Incendiamoeba cascadensis

Scientific classification
- Domain: Eukaryota
- Phylum: Amoebozoa
- Class: Tubulinea
- Order: Echinamoebida Cavalier-Smith 2004 em. Smirnov et al, 2011
- Family: Vermamoebidae Cavalier-Smith & Smirnov 2011
- Genus: Incendiamoeba Rappaport et al, 2026
- Species: I. cascadensis
- Binomial name: Incendiamoeba cascadensis Rappaport et al, 2026

= Incendiamoeba cascadensis =

- Genus: Incendiamoeba
- Species: cascadensis
- Authority: Rappaport et al, 2026
- Parent authority: Rappaport et al, 2026

Species of protist

Incendiamoeba cascadensis, commonly referred to as the fire amoeba, is a species of thermophilic single-celled eukaryote classified within the clade Amoebozoa. Discovered in samples taken from a geothermal stream within the Cascade Range, I. cascadensis is recognized for setting the upper temperature threshold for replication and growth in eukaryotic life.

== Taxonomy and classification ==
Incendiamoeba cascadensis was first isolated by a team of microbiologists led by H. Beryl Rappaport from water samples taken at Lassen Volcanic National Park in California, United States, between 2023 and 2025. After culturing and isolating the amoeba, genomic analysis showed that it fell within clade Echinamoebida and family Vermamoebidae, as sister to Vermamoeba vermiformis. The researchers proposed classifying the newly discovered amoeba in a new genus Incendiamoeba as species cascadensis. The genus name Incendiamoeba is derived from Latin incendarius ("igniting fire") and the species name refers to the Cascade Range where it was discovered.

== Description ==
I. cascadensis has two distinct forms: an elongated, worm-shaped (vermiform) form similar to that of V. vermiformis, and a more compact amoeboid form with pseudopodia.
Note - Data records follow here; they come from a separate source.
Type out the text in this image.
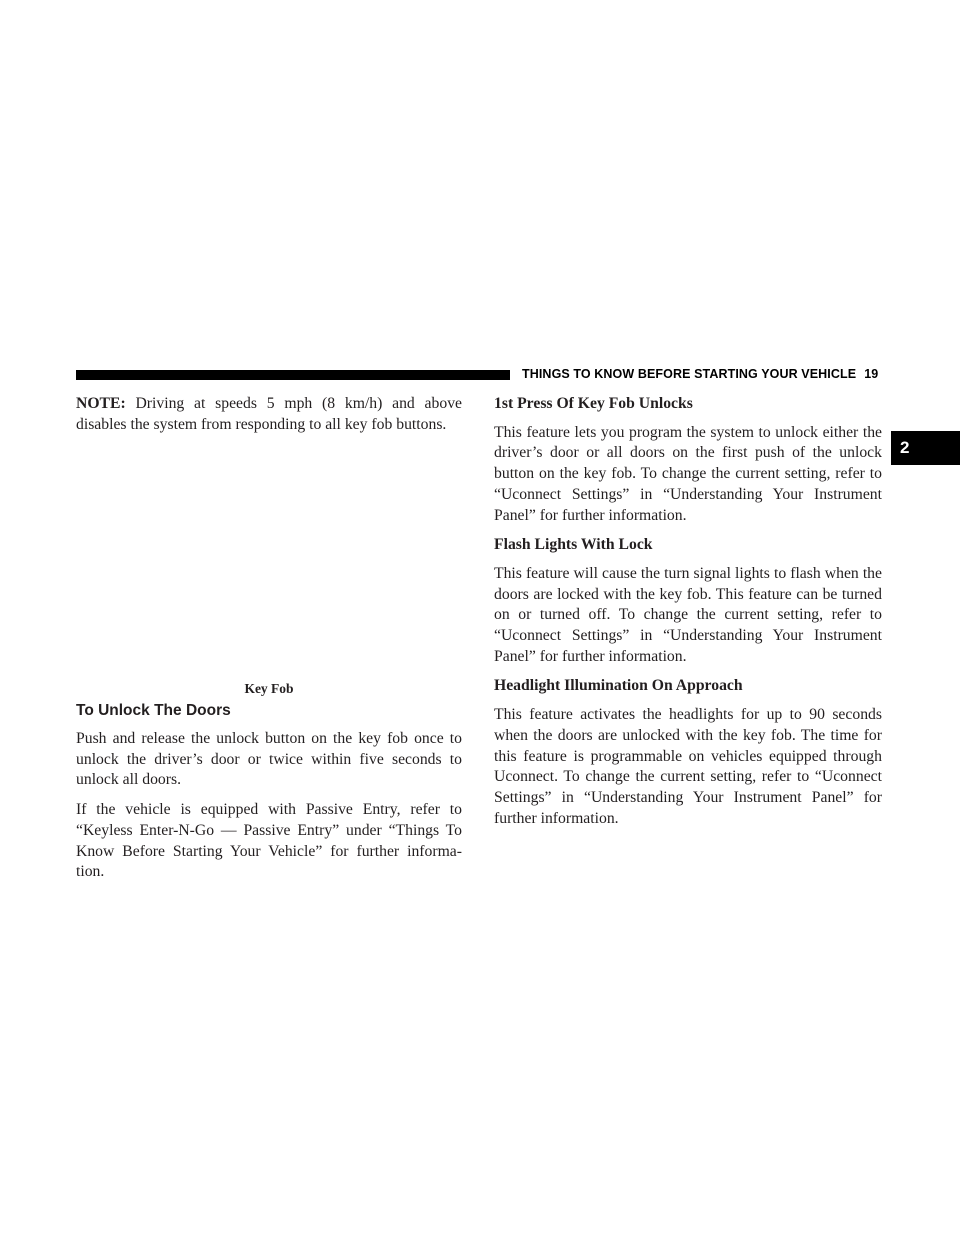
THINGS TO KNOW BEFORE STARTING YOUR VEHICLE 19
2

NOTE: Driving at speeds 5 mph (8 km/h) and above disables the system from responding to all key fob buttons.

Key Fob
To Unlock The Doors

Push and release the unlock button on the key fob once to unlock the driver’s door or twice within five seconds to unlock all doors.

If the vehicle is equipped with Passive Entry, refer to “Keyless Enter-N-Go — Passive Entry” under “Things To Know Before Starting Your Vehicle” for further informa-tion.

1st Press Of Key Fob Unlocks

This feature lets you program the system to unlock either the driver’s door or all doors on the first push of the unlock button on the key fob. To change the current setting, refer to “Uconnect Settings” in “Understanding Your Instrument Panel” for further information.

Flash Lights With Lock

This feature will cause the turn signal lights to flash when the doors are locked with the key fob. This feature can be turned on or turned off. To change the current setting, refer to “Uconnect Settings” in “Understanding Your Instrument Panel” for further information.

Headlight Illumination On Approach

This feature activates the headlights for up to 90 seconds when the doors are unlocked with the key fob. The time for this feature is programmable on vehicles equipped through Uconnect. To change the current setting, refer to “Uconnect Settings” in “Understanding Your Instrument Panel” for further information.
It measures about 38.7±9.4 um in the vermiform state and 23.5±7.9 um in the amoeboid state. Above 64 °C, it forms compact cysts 5 um in size. It typically has one nucleus, which in the vermiform state is biased towards the direction of movement. Compared to V. vermiformis, I. cascadensis has similar motility, though it forms smaller, briefer surface attachments.

=== Heat tolerance ===
I. cascadensis is a thermophile, proliferating at temperatures beyond what was thought possible for eukaryotes. It grows at 60 °C, the previously defined temperature limit for eukaryote replication. It is able to grow up to a maximum temperature of 63 °C. It grows most robustly at 55–57 °C. Like other heat-tolerant amoebae, it is able to recover from encystment at temperatures above its replication limit once conditions become favorable again; cells were observed to recover from heating to 70 °C, but not 80 °C.

To tolerate high temperatures, I. cascadensis employs several adaptations. Signalling pathways including calcium, mitogen-activated protein kinase, and Ras proteins are enriched in the amoeba. Enriched calcium signalling can initiate protective responses to heat stress by altering lipid metabolism. Genes encoding small heat shock proteins, which prevent protein aggregation and assists in refolding, are also enriched. At high temperatures, pathways for membrane vesicle trafficking and DNA repair are upregulated, while energy and biosynthesis pathways were downregulated. Cells of I. cascadensis have fewer hydrophobic amino acids on their surface, possibly to prevent protein clumping. Like in other thermophilic organisms, positively-charged surface residues are enriched while negatively-charged surface residues are less common, indicating potential convergent evolution.

== Habitat and ecology ==
Incendiamoeba cascadensis grows in geothermal stream environments, completing its life cycle at high temperatures. It appears to preferentially feed on filamentous bacteria. During feeding, it protrudes a phagocytic structure that envelopes its prey, which bends and folds bacterial cells. Its primary prey is the cosmopolitan geothermal bacterium Meiothermus ruber.